小説

『それぞれの密』柿沼雅美(谷崎潤一郎『秘密』)

 最初に真唯子に会ったのは、7年前だった。仕事で行ったタイで、川を船で渡ったときに同じ船に乗り合わせた。その時に30歳くらいだった真唯子は、友人数人と一緒にいて、観光客や地元の人間に紛れることなく、自分の視界にずっと留めておきたい気持ちにさせられた。異国というシチュエーションもあってか、自分と真唯子はそれから数週間して深い仲になっていた。ただ、自分はその後に何も言わず、日本へ帰国していたのだった。
 帰国して6年たち、寺に倉庫を借りて、「秘密」をまとっていた自分が、また真唯子と出会ったのは3か月前だった。新宿の街を歩いていた頃、若者で五月蠅い通りに真唯子がいた。真唯子にはすっかり姿の変わっている自分に気づくまいと思う安心が伴って、自分は真唯子の隣を人二人分空けて歩いた。
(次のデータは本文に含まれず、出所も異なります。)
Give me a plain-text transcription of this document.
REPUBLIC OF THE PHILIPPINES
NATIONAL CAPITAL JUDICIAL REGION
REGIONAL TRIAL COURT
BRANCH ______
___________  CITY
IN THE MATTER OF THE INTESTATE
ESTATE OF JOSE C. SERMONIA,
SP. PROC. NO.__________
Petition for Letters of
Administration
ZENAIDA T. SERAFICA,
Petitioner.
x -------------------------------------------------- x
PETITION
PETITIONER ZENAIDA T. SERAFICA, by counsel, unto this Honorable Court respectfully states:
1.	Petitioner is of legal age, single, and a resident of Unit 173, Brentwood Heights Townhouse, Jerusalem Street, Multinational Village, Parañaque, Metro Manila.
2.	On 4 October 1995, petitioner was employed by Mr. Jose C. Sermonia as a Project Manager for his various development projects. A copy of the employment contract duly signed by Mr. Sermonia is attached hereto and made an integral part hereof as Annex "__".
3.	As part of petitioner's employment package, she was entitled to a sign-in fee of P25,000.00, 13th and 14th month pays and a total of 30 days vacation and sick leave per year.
 気づかれたいのか何なのか分からないがその翌週も淡い期待を持って向かったところ、真唯子はやはりいた。信号待ちをする自分に酔った調子の真唯子が一度ぶつかり、他人にするのと同じように謝り、早足で歩いて行った。その日の終電後、トレンチコートのポケットから真唯子の連絡先が書かれた紙が入っていたのだった。
 化粧するのに時間かかるでしょう? マフラーで顔隠して来ればいいのに、と真唯子は見上げて笑った。色のない唇が月だけの明かりの中で艶めいた。
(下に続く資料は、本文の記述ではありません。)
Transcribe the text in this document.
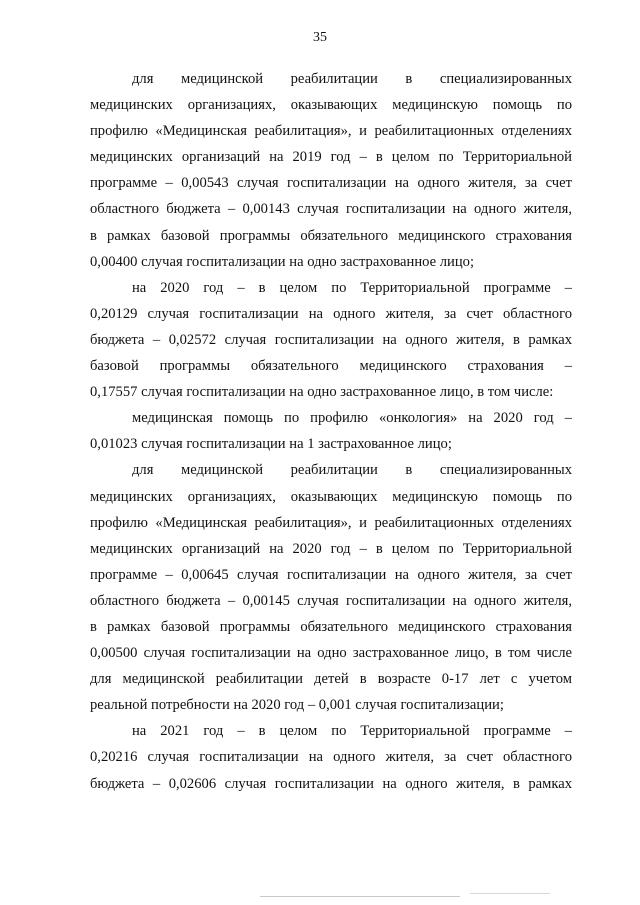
35

для медицинской реабилитации в специализированных
медицинских организациях, оказывающих медицинскую помощь по
профилю «Медицинская реабилитация», и реабилитационных отделениях
медицинских организаций на 2019 год – в целом по Территориальной
программе – 0,00543 случая госпитализации на одного жителя, за счет
областного бюджета – 0,00143 случая госпитализации на одного жителя,
в рамках базовой программы обязательного медицинского страхования
0,00400 случая госпитализации на одно застрахованное лицо;

на 2020 год – в целом по Территориальной программе –
0,20129 случая госпитализации на одного жителя, за счет областного
бюджета – 0,02572 случая госпитализации на одного жителя, в рамках
базовой программы обязательного медицинского страхования –
0,17557 случая госпитализации на одно застрахованное лицо, в том числе:

медицинская помощь по профилю «онкология» на 2020 год –
0,01023 случая госпитализации на 1 застрахованное лицо;

для медицинской реабилитации в специализированных
медицинских организациях, оказывающих медицинскую помощь по
профилю «Медицинская реабилитация», и реабилитационных отделениях
медицинских организаций на 2020 год – в целом по Территориальной
программе – 0,00645 случая госпитализации на одного жителя, за счет
областного бюджета – 0,00145 случая госпитализации на одного жителя,
в рамках базовой программы обязательного медицинского страхования
0,00500 случая госпитализации на одно застрахованное лицо, в том числе
для медицинской реабилитации детей в возрасте 0-17 лет с учетом
реальной потребности на 2020 год – 0,001 случая госпитализации;

на 2021 год – в целом по Территориальной программе –
0,20216 случая госпитализации на одного жителя, за счет областного
бюджета – 0,02606 случая госпитализации на одного жителя, в рамках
 顏隠したら身長くらいしか僕の見分けができないじゃないか、と言うと、真唯子は、顔が隠れてたって声が聞こえなくたってあなたのことは分かるの、と言った。
 真唯子がいつも通りタクシーを止め、自分を押し入れるように乗る。真唯子は運転手にスマホの画面を見せて行く先を伝え、バッグからてぬぐいを取り出す。真唯子は首に腕をまわして抱き着くような体勢になり、自分はされるままに真唯子に目隠しをされた。
 目隠しのままタクシーを降り、真唯子に手を引かれるまま階段を上がる。重いドアが閉まる音がし、真唯子が後ろで背中に手を添えながら一緒に上がっているところを見ると、マンションの外階段であるような気がする。最初に連れてこられてから見えないながらも毎回同じ場所であるように感じる。
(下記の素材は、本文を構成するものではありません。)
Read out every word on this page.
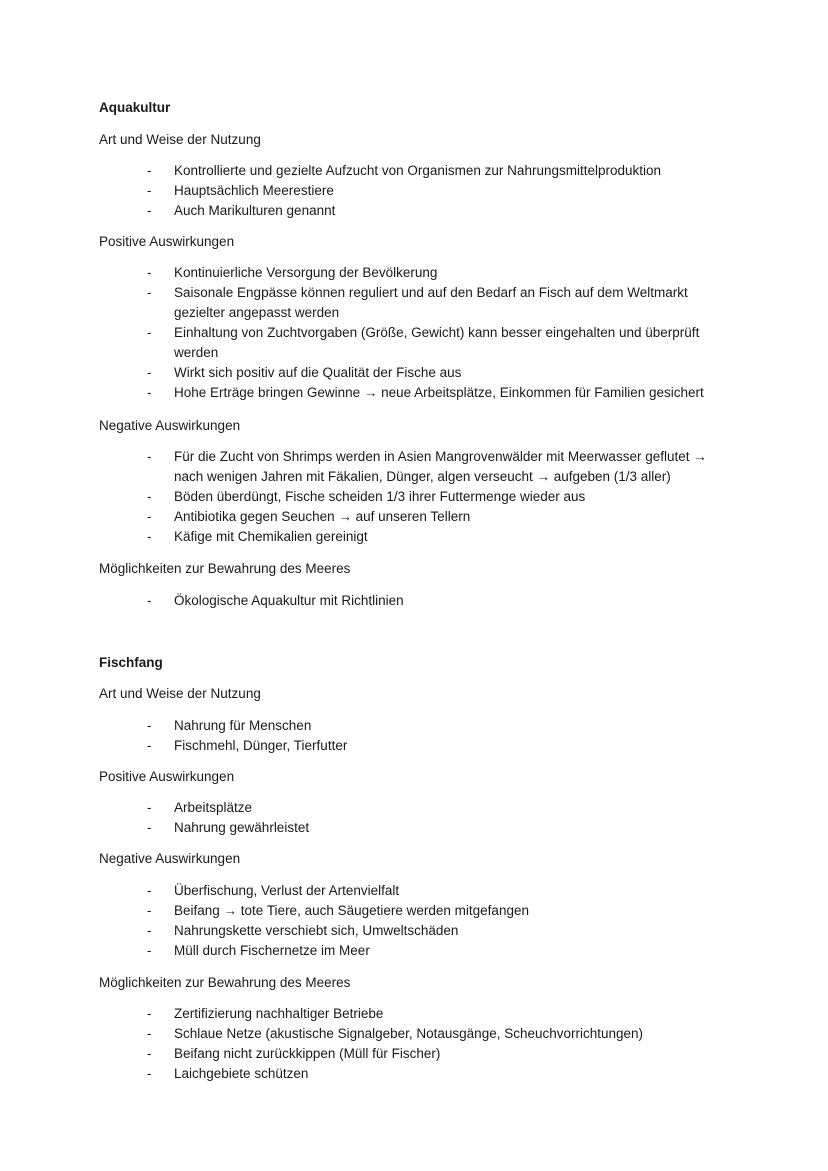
Aquakultur
Art und Weise der Nutzung
- Kontrollierte und gezielte Aufzucht von Organismen zur Nahrungsmittelproduktion
- Hauptsächlich Meerestiere
- Auch Marikulturen genannt
Positive Auswirkungen
- Kontinuierliche Versorgung der Bevölkerung
- Saisonale Engpässe können reguliert und auf den Bedarf an Fisch auf dem Weltmarkt gezielter angepasst werden
- Einhaltung von Zuchtvorgaben (Größe, Gewicht) kann besser eingehalten und überprüft werden
- Wirkt sich positiv auf die Qualität der Fische aus
- Hohe Erträge bringen Gewinne → neue Arbeitsplätze, Einkommen für Familien gesichert
Negative Auswirkungen
- Für die Zucht von Shrimps werden in Asien Mangrovenwälder mit Meerwasser geflutet → nach wenigen Jahren mit Fäkalien, Dünger, algen verseucht → aufgeben (1/3 aller)
- Böden überdüngt, Fische scheiden 1/3 ihrer Futtermenge wieder aus
- Antibiotika gegen Seuchen → auf unseren Tellern
- Käfige mit Chemikalien gereinigt
Möglichkeiten zur Bewahrung des Meeres
- Ökologische Aquakultur mit Richtlinien
Fischfang
Art und Weise der Nutzung
- Nahrung für Menschen
- Fischmehl, Dünger, Tierfutter
Positive Auswirkungen
- Arbeitsplätze
- Nahrung gewährleistet
Negative Auswirkungen
- Überfischung, Verlust der Artenvielfalt
- Beifang → tote Tiere, auch Säugetiere werden mitgefangen
- Nahrungskette verschiebt sich, Umweltschäden
- Müll durch Fischernetze im Meer
Möglichkeiten zur Bewahrung des Meeres
- Zertifizierung nachhaltiger Betriebe
- Schlaue Netze (akustische Signalgeber, Notausgänge, Scheuchvorrichtungen)
- Beifang nicht zurückkippen (Müll für Fischer)
- Laichgebiete schützen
 真唯子が玄関の鍵を開け、自分の身体が室内に押しこめられる。両足を擦り合わせるように靴を脱ぎ、真唯子に手を引かれるまま寝室へ向かう。背後で引き戸が閉まる音がして、真唯子が目隠しの結び目をさらに強めた。腕が頬にあたり、真唯子がもう服をまとっていないことが分かる。